This farmer helps tackle food insecurity in Detroit

t might seem like an odd place to grow things like dino kale and cabbage, but on their 1.75-acre farming facility near I-75 and Grand River Avenue, the team at Keep Growing Detroit is getting it done right.

Akello Karamoko is a farmer at Keep Growing Detroit, where he’s mainly in charge of growing plant transplants. He began working there after completing the farm’s youth apprenticeship program and was eventually brought on staff after completing Michigan State University’s Organic Farmer Training Program.

“Growing up we had a garden, but I didn’t really take it seriously until I was about 19,” Karamoko says.

Now he’s 22, and he says he’s learning that working in the food industry is more dynamic than he ever thought.

As part of his duties at Keep Growing Detroit, he interacts with various volunteer groups that come through the farm, including schools, corporate groups and summer programs from in and around the city.


“The volunteer groups that come in are one of the greatest things that happen here,” Karamoko says. “We get a new flow of people and personalities every day, and we get to show them how to garden.”

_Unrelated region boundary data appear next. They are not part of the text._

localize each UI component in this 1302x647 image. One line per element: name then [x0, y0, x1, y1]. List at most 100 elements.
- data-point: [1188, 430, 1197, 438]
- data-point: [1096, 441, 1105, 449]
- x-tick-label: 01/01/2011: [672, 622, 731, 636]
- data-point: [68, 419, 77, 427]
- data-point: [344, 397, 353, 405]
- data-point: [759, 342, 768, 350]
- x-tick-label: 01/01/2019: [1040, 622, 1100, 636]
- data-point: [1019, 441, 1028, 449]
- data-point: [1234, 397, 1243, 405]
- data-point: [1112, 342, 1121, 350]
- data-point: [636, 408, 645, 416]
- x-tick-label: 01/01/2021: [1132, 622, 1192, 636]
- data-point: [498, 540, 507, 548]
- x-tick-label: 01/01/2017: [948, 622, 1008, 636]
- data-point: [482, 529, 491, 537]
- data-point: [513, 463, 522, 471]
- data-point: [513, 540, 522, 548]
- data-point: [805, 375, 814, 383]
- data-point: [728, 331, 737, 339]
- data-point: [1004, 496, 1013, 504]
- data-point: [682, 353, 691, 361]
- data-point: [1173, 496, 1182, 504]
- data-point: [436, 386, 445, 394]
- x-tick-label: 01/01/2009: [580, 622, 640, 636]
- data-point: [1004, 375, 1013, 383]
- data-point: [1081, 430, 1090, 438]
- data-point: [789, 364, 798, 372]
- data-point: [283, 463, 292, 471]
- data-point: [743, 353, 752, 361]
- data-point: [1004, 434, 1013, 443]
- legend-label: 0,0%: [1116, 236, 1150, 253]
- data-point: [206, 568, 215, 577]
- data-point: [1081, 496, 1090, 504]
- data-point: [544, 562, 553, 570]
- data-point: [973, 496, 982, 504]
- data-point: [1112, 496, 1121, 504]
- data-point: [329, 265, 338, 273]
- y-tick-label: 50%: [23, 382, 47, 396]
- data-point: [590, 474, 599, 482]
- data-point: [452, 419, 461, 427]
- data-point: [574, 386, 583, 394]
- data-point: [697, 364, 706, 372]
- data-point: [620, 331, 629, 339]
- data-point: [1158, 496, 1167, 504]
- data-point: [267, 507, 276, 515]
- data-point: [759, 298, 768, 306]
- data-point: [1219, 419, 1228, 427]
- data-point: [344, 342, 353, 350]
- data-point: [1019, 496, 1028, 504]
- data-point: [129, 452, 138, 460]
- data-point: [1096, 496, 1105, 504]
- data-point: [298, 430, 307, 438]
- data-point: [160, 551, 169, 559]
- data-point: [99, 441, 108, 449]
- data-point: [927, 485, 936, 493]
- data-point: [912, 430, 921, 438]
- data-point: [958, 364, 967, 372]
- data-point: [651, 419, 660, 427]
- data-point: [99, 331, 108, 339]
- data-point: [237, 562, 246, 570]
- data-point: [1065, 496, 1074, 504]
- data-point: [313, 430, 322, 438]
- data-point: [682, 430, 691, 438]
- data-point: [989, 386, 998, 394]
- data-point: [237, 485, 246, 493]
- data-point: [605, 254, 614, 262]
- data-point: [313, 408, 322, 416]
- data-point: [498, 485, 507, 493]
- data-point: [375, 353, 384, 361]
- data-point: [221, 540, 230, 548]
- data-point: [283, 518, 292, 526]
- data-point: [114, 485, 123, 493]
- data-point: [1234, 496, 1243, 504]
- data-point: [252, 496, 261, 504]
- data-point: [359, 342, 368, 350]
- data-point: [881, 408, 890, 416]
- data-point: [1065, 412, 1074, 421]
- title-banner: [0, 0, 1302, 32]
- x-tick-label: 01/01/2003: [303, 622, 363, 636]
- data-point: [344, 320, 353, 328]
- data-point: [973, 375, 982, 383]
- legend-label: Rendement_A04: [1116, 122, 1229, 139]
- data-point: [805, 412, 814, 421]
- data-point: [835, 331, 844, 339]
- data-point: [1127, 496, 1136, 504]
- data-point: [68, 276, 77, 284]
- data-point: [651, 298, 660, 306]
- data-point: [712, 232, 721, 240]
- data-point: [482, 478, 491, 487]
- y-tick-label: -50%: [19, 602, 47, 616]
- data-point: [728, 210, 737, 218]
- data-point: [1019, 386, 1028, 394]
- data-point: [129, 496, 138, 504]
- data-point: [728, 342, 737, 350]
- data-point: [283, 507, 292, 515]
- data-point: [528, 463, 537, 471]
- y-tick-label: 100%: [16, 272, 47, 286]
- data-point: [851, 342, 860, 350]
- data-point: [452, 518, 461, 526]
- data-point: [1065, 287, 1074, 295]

Keep Growing Detroit’s Garden Resource Program supports about 1,400 urban gardens and farms in Detroit, Highland Park and Hamtramck. Through it, the farm supplies residents with resources like seeds, transplants and compost.

The member farms and gardens are given the opportunity to sell their crop at Eastern Market alongside the crop coming directly from Keep Growing Detroit, which is also sold to local chefs and restaurants and donated to food pantries.

“We encourage (gardeners) to scale up to be able to produce enough food to sell at the market,” Karamoko says. “With that they get that experience of selling their own food, and they also get 100 percent of the money.”

Though the gardening season is coming to a close, Karamoko says it’s never too late to get involved.

“We have different programs that we put on each year,” he says. “We do educational classes throughout the year and we have farm training for people who want to learn how to garden on a market level.”

When he’s not farming, Karamoko is a passionate part of the Good Food Ambassadors program, where he a group of young people head to grocery stores in the Detroit area to talk to residents about different resources available to them, including the Double Up Food Bucks program, and other ways to support the local economy through food.

“I do that on the weekend while I’m (farming) during the week and sometimes on the weekends too,” Karamoko says. “It becomes a really full schedule for me, but it’s been rewarding.

“We’re dynamic food professionals,” he adds. “We’re doing a lot with food, we’re doing a lot with the community, and it’s all about getting people to grow their own food and support themselves.”